On the Cotton Bureau side, we’ve got a feature list a mile long we can’t wait to get busy building. No promises, but we know you want to back multiple shirts at one time. We know there are untold thousands of amazing designers outside the U.S. just waiting to submit tees. We know you deserve the conveniences of a great checkout and ordering experience. And we think you might just like a peek at what goes on here behind the scenes.

As far as United Pixelworkers is concerned, you should have a pretty good idea by now of our commitment to making an awesome modern website. We’ve re-built that thing from the ground up almost half-a-dozen times over the past few years. What we’d like to do going forward is bring the same attention and care we’ve put into the website and the t-shirts to a wider range of products and content.
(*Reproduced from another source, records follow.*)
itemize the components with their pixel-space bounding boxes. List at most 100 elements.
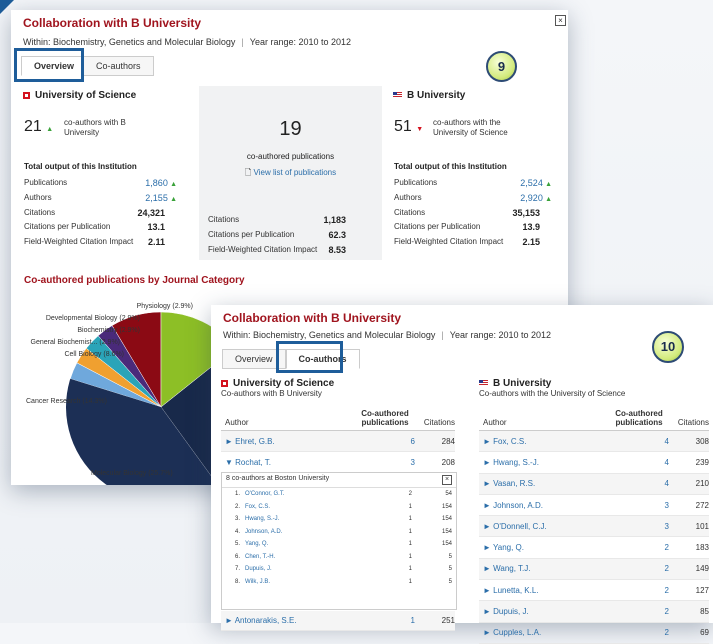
table-row[interactable]: ► Hwang, S.-J. 4 239 [479,452,709,474]
author-link[interactable]: Hwang, S.-J. [245,516,382,522]
list-item[interactable]: 8. Wilk, J.B. 1 5 [222,576,456,589]
table-row[interactable]: ► Cupples, L.A. 2 69 [479,623,709,644]
author-link[interactable]: ▼ Rochat, T. [221,458,355,467]
table-header: Author Co-authored publications Citation… [221,409,455,431]
table-row[interactable]: ► Antonarakis, S.E. 1 251 [221,611,455,631]
author-link[interactable]: O'Connor, G.T. [245,491,382,497]
author-text: Cupples, L.A. [493,628,542,638]
left-top-rows: ► Ehret, G.B. 6 284 ▼ Rochat, T. 3 208 [221,431,455,473]
stat-value: 1,860 [145,178,168,188]
author-link[interactable]: Johnson, A.D. [245,529,382,535]
pie-label: Physiology (2.9%) [136,303,193,310]
table-row[interactable]: ► Yang, Q. 2 183 [479,537,709,559]
table-row[interactable]: ► Johnson, A.D. 3 272 [479,495,709,517]
author-link[interactable]: Dupuis, J. [245,566,382,572]
stat-row: Authors 2,155 ▲ [24,193,177,203]
close-icon[interactable]: × [442,475,452,485]
copubs-value: 2 [664,564,669,574]
stat-value-wrap: 62.3 [328,230,358,240]
author-link[interactable]: ► Wang, T.J. [479,564,609,573]
row-number: 2. [234,503,240,510]
tab-coauthors[interactable]: Co-authors [83,56,154,76]
author-link[interactable]: Chen, T.-H. [245,554,382,560]
citations-value: 85 [700,607,709,617]
stat-value-wrap: 2,920 ▲ [520,193,552,203]
left-coauthors-table: Author Co-authored publications Citation… [221,409,455,473]
citations-value: 149 [695,564,709,574]
author-link[interactable]: ► Lunetta, K.L. [479,586,609,595]
stat-label: Citations per Publication [208,229,295,239]
author-text: O'Donnell, C.J. [493,521,547,531]
author-link[interactable]: Wilk, J.B. [245,579,382,585]
view-publications-link[interactable]: 🗋 View list of publications [199,167,382,181]
table-row[interactable]: ► Vasan, R.S. 4 210 [479,473,709,495]
stat-value: 2.15 [522,237,540,248]
citations-value: 183 [695,543,709,553]
stat-value-wrap: 35,153 [512,208,552,218]
close-icon[interactable]: × [555,15,566,26]
author-link[interactable]: ► Fox, C.S. [479,437,609,446]
table-row[interactable]: ► O'Donnell, C.J. 3 101 [479,516,709,538]
table-row[interactable]: ► Ehret, G.B. 6 284 [221,431,455,452]
list-item[interactable]: 2. Fox, C.S. 1 154 [222,501,456,514]
list-item[interactable]: 3. Hwang, S.-J. 1 154 [222,513,456,526]
year-range-text: Year range: 2010 to 2012 [449,330,552,340]
stat-row: Authors 2,920 ▲ [394,193,552,203]
pie-label: Biochemistry (2.9%) [77,327,140,334]
citations-value: 154 [441,528,452,535]
right-subtitle: Co-authors with the University of Scienc… [479,389,626,398]
trend-up-icon: ▲ [170,181,177,188]
journal-category-title: Co-authored publications by Journal Cate… [24,275,245,286]
citations-value: 54 [445,491,452,498]
author-link[interactable]: ► Yang, Q. [479,543,609,552]
left-bottom-row: ► Antonarakis, S.E. 1 251 [221,611,455,631]
author-link[interactable]: ► Antonarakis, S.E. [221,616,355,625]
stat-row: Citations 1,183 [208,215,358,225]
author-text: Vasan, R.S. [493,479,536,489]
panel-title: Collaboration with B University [23,16,202,30]
table-header: Author Co-authored publications Citation… [479,409,709,431]
stat-row: Field-Weighted Citation Impact 8.53 [208,245,358,255]
copubs-value: 1 [408,528,412,535]
author-link[interactable]: ► Hwang, S.-J. [479,458,609,467]
citations-value: 101 [695,521,709,531]
table-row[interactable]: ► Dupuis, J. 2 85 [479,601,709,623]
count-text: 21 [24,118,42,135]
author-text: Fox, C.S. [493,436,527,446]
author-link[interactable]: ► Ehret, G.B. [221,437,355,446]
list-item[interactable]: 7. Dupuis, J. 1 5 [222,563,456,576]
coauthors-panel: Collaboration with B University Within: … [211,305,713,644]
table-row[interactable]: ► Wang, T.J. 2 149 [479,558,709,581]
list-item[interactable]: 6. Chen, T.-H. 1 5 [222,551,456,564]
within-text: Within: Biochemistry, Genetics and Molec… [23,37,236,47]
stat-label: Field-Weighted Citation Impact [208,244,318,254]
stat-value: 62.3 [328,229,346,240]
stat-value: 24,321 [137,207,165,218]
list-item[interactable]: 1. O'Connor, G.T. 2 54 [222,488,456,501]
table-row[interactable]: ▼ Rochat, T. 3 208 [221,452,455,473]
citations-value: 5 [448,553,452,560]
list-item[interactable]: 5. Yang, Q. 1 154 [222,538,456,551]
flag-icon [221,379,228,387]
flag-icon [23,91,30,99]
highlight-box [276,341,343,373]
author-link[interactable]: Yang, Q. [245,541,382,547]
copub-label: co-authored publications [246,152,335,161]
list-item[interactable]: 4. Johnson, A.D. 1 154 [222,526,456,539]
author-link[interactable]: ► O'Donnell, C.J. [479,522,609,531]
stat-label: Authors [24,192,52,202]
citations-value: 308 [695,436,709,446]
table-row[interactable]: ► Fox, C.S. 4 308 [479,431,709,453]
flag-icon [479,380,488,387]
author-link[interactable]: ► Dupuis, J. [479,607,609,616]
left-coauthor-count: 21 ▲ [24,118,53,136]
copubs-value: 1 [408,541,412,548]
author-link[interactable]: ► Cupples, L.A. [479,628,609,637]
expanded-header-text: 8 co-authors at Boston University [226,475,330,482]
author-link[interactable]: ► Vasan, R.S. [479,479,609,488]
copubs-value: 1 [408,566,412,573]
author-link[interactable]: ► Johnson, A.D. [479,501,609,510]
table-row[interactable]: ► Lunetta, K.L. 2 127 [479,580,709,602]
author-link[interactable]: Fox, C.S. [245,504,382,510]
copubs-value: 2 [408,491,412,498]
We’re not ready to announce any plans yet, but United Pixelworkers always deserved to be more than just an online t-shirt shop.

One more thing. For too long, United Pixelworkers and Cotton Bureau have been essentially faceless. Maybe you already knew the people behind the scenes answering support emails, designing t-shirts, packing boxes, and writing blog posts, but we didn’t do a very good job of telling everyone else. That’s about to change.

Ready? Let’s go.

A thinly-veiled plea for help.

Here’s where you come in. We think United Pixelworkers is pretty great. Our experience suggests that you do too. The thing is, it can be even greater. And Cotton Bureau? We think Cotton Bureau might just end up being Threadless-big. You know how that happens? With your help and only with your help.

Buy some stuff. We’ve got a loads of shirts, hats, jackets, and plenty more coming. If you haven’t had a chance to check out Cotton Bureau yet, you should. There are new shirts every day from amazing designers. (And we’re always looking for more. Show us what you got.)

There’s something even more important we need you to do though. You can probably guess, but if you haven’t, what we need you to do is: tell somebody, preferably lots of somebodies. We intend to do this full-time, for a long time. With your help, we think we can.

Last thing. If United Pixelworkers and Cotton Bureau are ideas you can get behind, we need a way to reach you when we’re launching new stuff. Click these here links to make sure you always know what’s up:

While we didn’t set out back in 2009 to become design t-shirt kingpins, here we are. We’ve embraced our fate. Wish us luck.